とにかく、他の多くの歌舞伎作品とちょっぴり色合いが違うのだ。
隈取の可愛い荒事の作品や、華やかな長唄や常磐津の舞踊劇、七五調でスタイリッシュな黙阿弥作品・・・という江戸の年月と人々が練り上げてきた作品とは異なり、伝奇めいたというか、ゴシックロマンとでもいうか、土俗的な匂いのする「古い日本のドラマの原点!」という印象が強かった。現代人が補綴し監修し手を入れているはずなのに、だ。

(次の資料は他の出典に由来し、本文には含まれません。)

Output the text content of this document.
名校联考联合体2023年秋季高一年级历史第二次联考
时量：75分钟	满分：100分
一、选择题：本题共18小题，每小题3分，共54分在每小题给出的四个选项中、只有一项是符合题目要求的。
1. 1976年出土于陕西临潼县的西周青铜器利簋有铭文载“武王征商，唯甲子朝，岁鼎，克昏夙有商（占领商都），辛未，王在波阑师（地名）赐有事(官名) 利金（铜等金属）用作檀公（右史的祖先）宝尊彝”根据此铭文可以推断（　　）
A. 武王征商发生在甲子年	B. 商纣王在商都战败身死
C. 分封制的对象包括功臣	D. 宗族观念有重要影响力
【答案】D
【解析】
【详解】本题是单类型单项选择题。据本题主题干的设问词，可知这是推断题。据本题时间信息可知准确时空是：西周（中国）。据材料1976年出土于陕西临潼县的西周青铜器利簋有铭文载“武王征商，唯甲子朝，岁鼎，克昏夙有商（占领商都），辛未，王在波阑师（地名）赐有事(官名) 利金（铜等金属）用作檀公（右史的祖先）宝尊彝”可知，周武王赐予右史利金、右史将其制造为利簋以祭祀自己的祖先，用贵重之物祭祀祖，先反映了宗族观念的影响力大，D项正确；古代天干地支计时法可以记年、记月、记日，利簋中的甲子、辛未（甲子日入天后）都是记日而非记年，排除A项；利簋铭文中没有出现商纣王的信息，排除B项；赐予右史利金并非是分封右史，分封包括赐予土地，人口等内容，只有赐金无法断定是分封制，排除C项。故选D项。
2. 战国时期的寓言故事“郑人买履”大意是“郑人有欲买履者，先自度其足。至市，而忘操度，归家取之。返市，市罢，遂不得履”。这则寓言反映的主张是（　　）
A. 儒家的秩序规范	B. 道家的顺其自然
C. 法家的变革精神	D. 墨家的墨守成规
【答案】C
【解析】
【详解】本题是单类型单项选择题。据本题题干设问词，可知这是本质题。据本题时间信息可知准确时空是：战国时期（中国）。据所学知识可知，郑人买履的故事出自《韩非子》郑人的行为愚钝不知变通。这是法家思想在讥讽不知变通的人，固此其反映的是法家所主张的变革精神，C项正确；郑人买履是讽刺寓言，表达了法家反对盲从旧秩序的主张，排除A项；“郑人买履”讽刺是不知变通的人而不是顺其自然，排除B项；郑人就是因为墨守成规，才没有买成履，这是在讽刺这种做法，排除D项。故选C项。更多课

特に、熊野を舞台とした「道行」「熊野湯の峯」の場は結構ショックだった。可憐な照手姫(てるてひめ)が、足の悪い小栗判官(おぐりはんがん)を車にのせて、何度も力尽きそうになりながら曳いていくその姿はインパクト大。そして直視してはいけないような、聖なるもの、不可侵なものを、その二人の姿に感じてしまった。
若い娘が牛車を曳いたり、笹を曳いたりという構図は、歌舞伎が好んで使ってきた題材というが、やせ衰えた重病の男を板に乗せて、非力の女がひたすら引っ張る・・・。日本のロードムービーの元祖とでも言おうか。
時代物の華やかさに、碁盤乗りや大立回り、宙乗りと、歌舞伎らしい観どころはたくさんあるにも関わらず、この物語の底の底に説教節の時代の匂いが流れていて、その匂いを損なわずに、かつ多くの見せ場をアップテンポで見せてくれるのが、この作品の最大の魅力かもしれない。
今回は猿之助は出演せず、一門の若手が中心となって、このドロッとした、かつファンタジックな小栗判官の世界を繰り広げていくのだから、また違ったテイストが加わるのだろう。